Recently, another friend of mine was telling me about how his friend at CP is suffering from harassment from another player couple, and how she’s possibly having to move factions because of it. Apparently, not all of it has been by messenger either – some of it has been by constant texts and telephone calls, by threats and even to her face.

What would you do? In a normal, everyday situation? At work? What would you do?

You’d complain to a higher manager, wouldn’t you? You’d go to an employment law adviser, wouldn’t you? You’d save it all up and go to the police, wouldn’t you?

Wouldn’t you?

There’s no such recourse in LARP. It’s worse if the person in question has influential friends in nthe LARP community. It’s worse if the person in question is friends with the ref team.

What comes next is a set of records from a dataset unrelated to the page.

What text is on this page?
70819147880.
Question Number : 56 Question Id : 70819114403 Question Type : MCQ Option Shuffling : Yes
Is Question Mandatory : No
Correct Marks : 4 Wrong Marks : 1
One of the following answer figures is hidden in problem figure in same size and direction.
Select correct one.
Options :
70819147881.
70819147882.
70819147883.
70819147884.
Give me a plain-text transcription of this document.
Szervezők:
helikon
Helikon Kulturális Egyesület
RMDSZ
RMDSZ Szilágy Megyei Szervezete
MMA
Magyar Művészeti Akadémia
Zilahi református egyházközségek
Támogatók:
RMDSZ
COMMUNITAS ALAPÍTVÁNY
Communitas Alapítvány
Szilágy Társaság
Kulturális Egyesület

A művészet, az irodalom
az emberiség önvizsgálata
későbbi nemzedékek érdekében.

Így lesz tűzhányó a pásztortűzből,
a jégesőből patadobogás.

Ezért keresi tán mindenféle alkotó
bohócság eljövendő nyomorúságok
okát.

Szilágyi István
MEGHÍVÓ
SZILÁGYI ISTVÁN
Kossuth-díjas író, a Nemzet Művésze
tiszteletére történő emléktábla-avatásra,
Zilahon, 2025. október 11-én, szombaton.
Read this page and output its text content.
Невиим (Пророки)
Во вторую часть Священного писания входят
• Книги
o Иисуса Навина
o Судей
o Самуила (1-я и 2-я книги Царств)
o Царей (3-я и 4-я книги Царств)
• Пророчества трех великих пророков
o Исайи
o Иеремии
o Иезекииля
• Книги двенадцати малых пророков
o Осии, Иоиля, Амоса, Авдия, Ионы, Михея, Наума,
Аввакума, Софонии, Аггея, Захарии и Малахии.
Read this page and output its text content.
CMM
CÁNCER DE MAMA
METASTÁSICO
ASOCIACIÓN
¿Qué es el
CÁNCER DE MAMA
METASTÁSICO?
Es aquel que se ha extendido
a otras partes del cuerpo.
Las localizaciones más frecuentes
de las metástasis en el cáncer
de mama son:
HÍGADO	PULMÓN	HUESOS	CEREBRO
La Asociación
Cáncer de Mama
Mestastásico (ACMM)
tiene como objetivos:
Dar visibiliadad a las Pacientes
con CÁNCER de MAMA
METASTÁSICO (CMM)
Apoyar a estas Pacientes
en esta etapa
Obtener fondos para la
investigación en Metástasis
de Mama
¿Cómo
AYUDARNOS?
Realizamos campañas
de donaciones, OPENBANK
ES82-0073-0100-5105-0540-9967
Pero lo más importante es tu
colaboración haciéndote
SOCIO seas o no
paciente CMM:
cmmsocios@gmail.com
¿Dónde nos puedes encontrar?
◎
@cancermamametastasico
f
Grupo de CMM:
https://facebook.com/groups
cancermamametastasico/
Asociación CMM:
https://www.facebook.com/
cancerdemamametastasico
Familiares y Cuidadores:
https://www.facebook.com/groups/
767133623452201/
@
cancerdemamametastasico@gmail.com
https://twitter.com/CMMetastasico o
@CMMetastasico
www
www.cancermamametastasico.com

It’s worse when they are the referee team.

I wasn’t ‘allowed’ to speak about the messages and grief I used to get from players. I can only imagine the situation this young lady is trapped in, no one to speak to, no way to sort it out other than change her life.

When I said to my friend that maybe what she should do is publish the texts and messages she receives, my friend said “well, no she can’t do that…”
“Why not?”
“She’d get lots of people upset”

Hang on. She’s being abused emotionally and she isn’t allowed to say anything? She isn’t ‘allowed’ to stand up for herself? In the article, it mentions Missing Stairs – players simply avoiding the issue, moving to another location or another game, whatever. Skirting around it.

That’s exactly what this woman is expected to do – but it’s not coming from her. It’s coming from the community. Others are expecting her to not speak out.

LARP doesn’t want to talk about its problems – it knows it has them, but doesn’t want to admit it.

A friend posted another article to me: Remember, The Party is Under No Obligation to Adventure With You. This is accurate and right – though again, I’d like to express more in another article.

The issue here is though – is it’s not being dealt with. It’s pushing it to one side.

In the LARP community, this is often the way certain people are ‘dealt’ with. Look on most forums, for example, players will often say cheaters are ‘ignored’ or ‘avoided’. I know one cheat that was ignored so much he became a referee.

LARP doesn’t want to talk about its problems.


But it needs to. And it needs to sort them out.